For the 1953 coronation in Britain, the principal decorations for the processional route along The Mall were four twin-spanned steel arches which were illuminated at night and featured decorative motifs including coronets, lions and, wait for it, unicorns. The arches were lifted into place by giant cranes. After the coronation, the arches were disassembled and the decorative pieces gifted to the Australian Government to adorn the streets of Canberra for the Queen’s visit in 1954. The pieces were incorporated into three arches designed and fabricated by the Department of Works. They were positioned around the Parliamentary Triangle, with one directly outside (Old) Parliament House featuring a hanging coronet and topped with a lion and a unicorn. The remaining arches were positioned at either end of the façade of the building so the Queen and Prince Philip would pass under the arches in their motorcades. The building itself was decorated with Union Jacks, Australian flags, and the ever-popular bunting.
Other cities around Australia jumped on the celebratory arch bandwagon. From regional towns to large cities, arches in all shapes, sizes and styles lined the main streets of the towns and cities on the Queen’s route.
In a rare occurrence, Sydney and Melbourne set aside their differences and agreed to share an arch.
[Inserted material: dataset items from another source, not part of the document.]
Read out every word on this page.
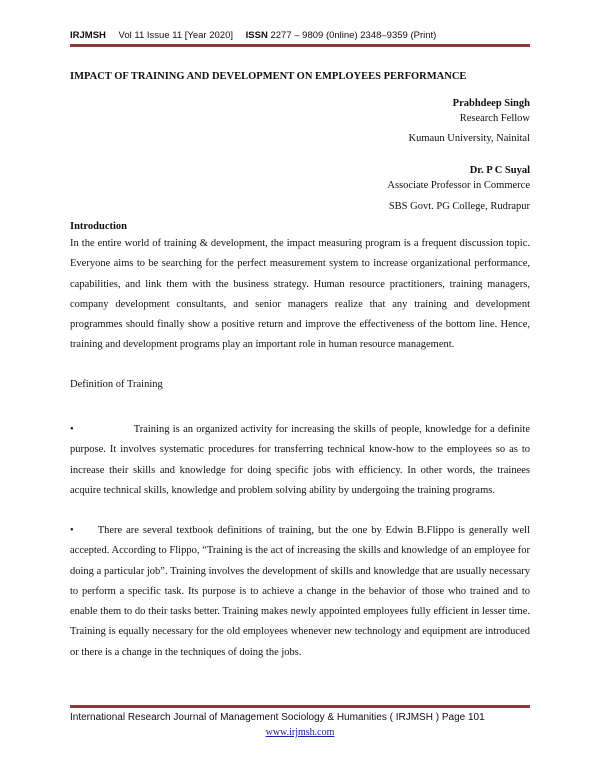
IRJMSH Vol 11 Issue 11 [Year 2020] ISSN 2277 – 9809 (0nline) 2348–9359 (Print)
IMPACT OF TRAINING AND DEVELOPMENT ON EMPLOYEES PERFORMANCE
Prabhdeep Singh
Research Fellow
Kumaun University, Nainital
Dr. P C Suyal
Associate Professor in Commerce
SBS Govt. PG College, Rudrapur
Introduction
In the entire world of training & development, the impact measuring program is a frequent discussion topic. Everyone aims to be searching for the perfect measurement system to increase organizational performance, capabilities, and link them with the business strategy. Human resource practitioners, training managers, company development consultants, and senior managers realize that any training and development programmes should finally show a positive return and improve the effectiveness of the bottom line. Hence, training and development programs play an important role in human resource management.
Definition of Training
•	Training is an organized activity for increasing the skills of people, knowledge for a definite purpose. It involves systematic procedures for transferring technical know-how to the employees so as to increase their skills and knowledge for doing specific jobs with efficiency. In other words, the trainees acquire technical skills, knowledge and problem solving ability by undergoing the training programs.
• There are several textbook definitions of training, but the one by Edwin B.Flippo is generally well accepted. According to Flippo, “Training is the act of increasing the skills and knowledge of an employee for doing a particular job”. Training involves the development of skills and knowledge that are usually necessary to perform a specific task. Its purpose is to achieve a change in the behavior of those who trained and to enable them to do their tasks better. Training makes newly appointed employees fully efficient in lesser time. Training is equally necessary for the old employees whenever new technology and equipment are introduced or there is a change in the techniques of doing the jobs.
International Research Journal of Management Sociology & Humanities ( IRJMSH ) Page 101
www.irjmsh.com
First used in Park Street in Sydney, the arch was hastily disassembled and swiftly moved to Melbourne. Imagine, packing up the arch and loading it onto a truck and fanging down the Hume Highway racing ahead of the Queen on its way to its new home on Bourke Street in Melbourne city. But sometimes one arch just is not enough! Both Sydney and Melbourne constructed other arches to beautify other streets in their cities.